Dubai: The UAE’s Purchasing Managers’ Index (PMI) data for the second quarter of 2019 showed the average reading for Q2 2019 was 58.2, the highest since Q4 2014.

This suggests that non-oil sector growth accelerated at the fastest rate in more than four years last quarter. For the month of June the PMI was at 57.7, down from May’s reading of 59.4.

“The recent PMI surveys indicate that growth in the UAE’s private sector has accelerated in Q2 2019. While firms have reported growth in output and new orders, this has come on the back of further price discounting. As a result, there has been no real boost to hiring as businesses remain focused on keeping costs down,” said Khatija Haque, Head of MENA Research at Emirates NBD.

The recovery in the PMI this year has been underpinned by faster expansion of output and new work, although this has come at a cost for many firms as selling prices continued to decline on average in June.

External demand has also contributed to the strong growth in new work in June, with new export orders rising at a record rate for the second month in a row. Panellists noted increased export orders from other GCC countries as well as further afield. However, firms continue to be reluctant to boost hiring in response to increased new work, as their margins are squeezed.

June data pointed to a sharp expansion of business activity, and one that was only slightly weaker than May’s survey record. Marketing activities were often reported as being behind the increase in overall activity, while economic conditions were also signalled as having improved.

A similar picture was seen with regards to new orders, with growth remaining substantial despite softening from the previous month. A number of panellists reported that competitive pricing had enabled them to secure sales, and this was reflected in a ninth consecutive monthly decrease in output prices.
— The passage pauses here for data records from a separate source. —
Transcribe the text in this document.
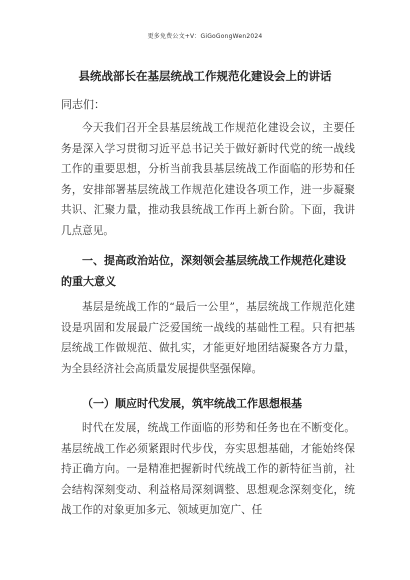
更多免费公文+V：GiGoGongWen2024
县统战部长在基层统战工作规范化建设会上的讲话
同志们：
今天我们召开全县基层统战工作规范化建设会议，主要任务是深入学习贯彻习近平总书记关于做好新时代党的统一战线工作的重要思想，分析当前我县基层统战工作面临的形势和任务，安排部署基层统战工作规范化建设各项工作，进一步凝聚共识、汇聚力量，推动我县统战工作再上新台阶。下面，我讲几点意见。
一、提高政治站位，深刻领会基层统战工作规范化建设的重大意义
基层是统战工作的“最后一公里”，基层统战工作规范化建设是巩固和发展最广泛爱国统一战线的基础性工程。只有把基层统战工作做规范、做扎实，才能更好地团结凝聚各方力量，为全县经济社会高质量发展提供坚强保障。
（一）顺应时代发展，筑牢统战工作思想根基
时代在发展，统战工作面临的形势和任务也在不断变化。基层统战工作必须紧跟时代步伐，夯实思想基础，才能始终保持正确方向。一是精准把握新时代统战工作的新特征当前，社会结构深刻变动、利益格局深刻调整、思想观念深刻变化，统战工作的对象更加多元、领域更加宽广、任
Companies were able to offer discounts thanks to a lack of cost inflationary pressure. Overall input prices rose only marginally in June. Purchase costs increased slightly, while wages and salaries were broadly unchanged.
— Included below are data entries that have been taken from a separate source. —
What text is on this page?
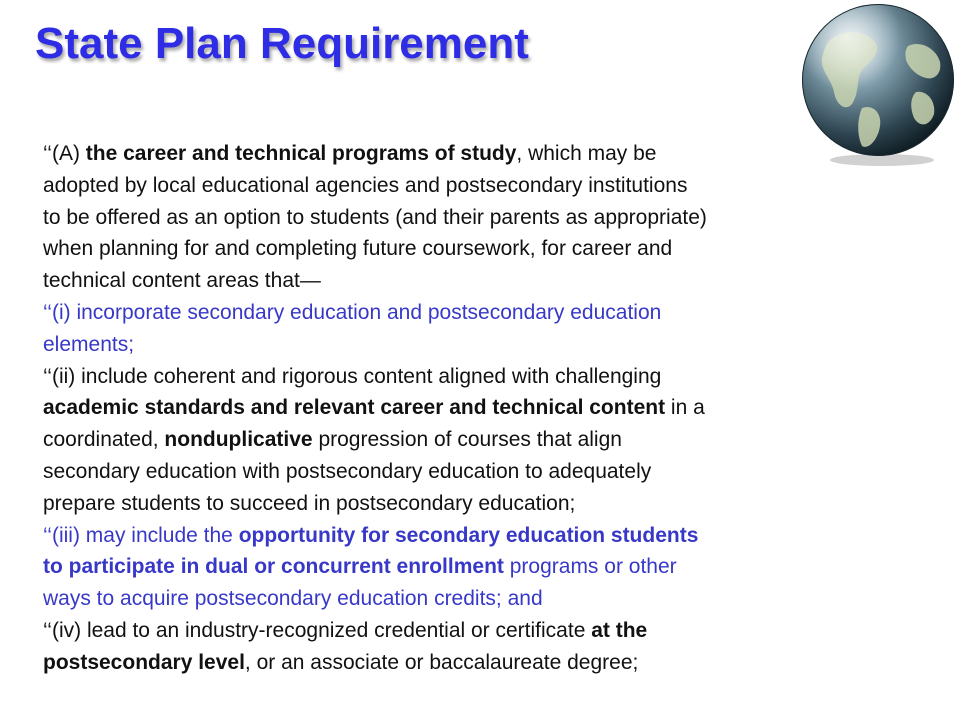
State Plan Requirement
‘‘(A) the career and technical programs of study, which may be
adopted by local educational agencies and postsecondary institutions
to be offered as an option to students (and their parents as appropriate)
when planning for and completing future coursework, for career and
technical content areas that—
‘‘(i) incorporate secondary education and postsecondary education
elements;
‘‘(ii) include coherent and rigorous content aligned with challenging
academic standards and relevant career and technical content in a
coordinated, nonduplicative progression of courses that align
secondary education with postsecondary education to adequately
prepare students to succeed in postsecondary education;
‘‘(iii) may include the opportunity for secondary education students
to participate in dual or concurrent enrollment programs or other
ways to acquire postsecondary education credits; and
‘‘(iv) lead to an industry-recognized credential or certificate at the
postsecondary level, or an associate or baccalaureate degree;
The recent trend of only marginal changes in workforce numbers continued in June, with almost all respondents seeing no change in employment during the month. As has been the case throughout the past two-and-a-half years, backlogs of work increased amid reports of delays in receiving payments from customers.

On average the employment index was fractionally below the “no-change” 50-level in H1 2019 despite the growth in activity and new work year-to-date. Staff costs also declined fractionally in June, pointing to excess supply in the labour market putting downward pressure on wages in the private sector.

Purchasing activity rose sharply in June, with the quantity of purchases index surging to a record high of 71.8 on a seasonally adjusted basis, on the back of strong growth in new orders and output.

Private sector businesses remain highly optimistic about future demand, although the future output index slipped from May’s record high. Nearly three-quarters of firms surveyed expected their output to be higher in June 2020, with many citing Expo 2020 as a reason for their optimism.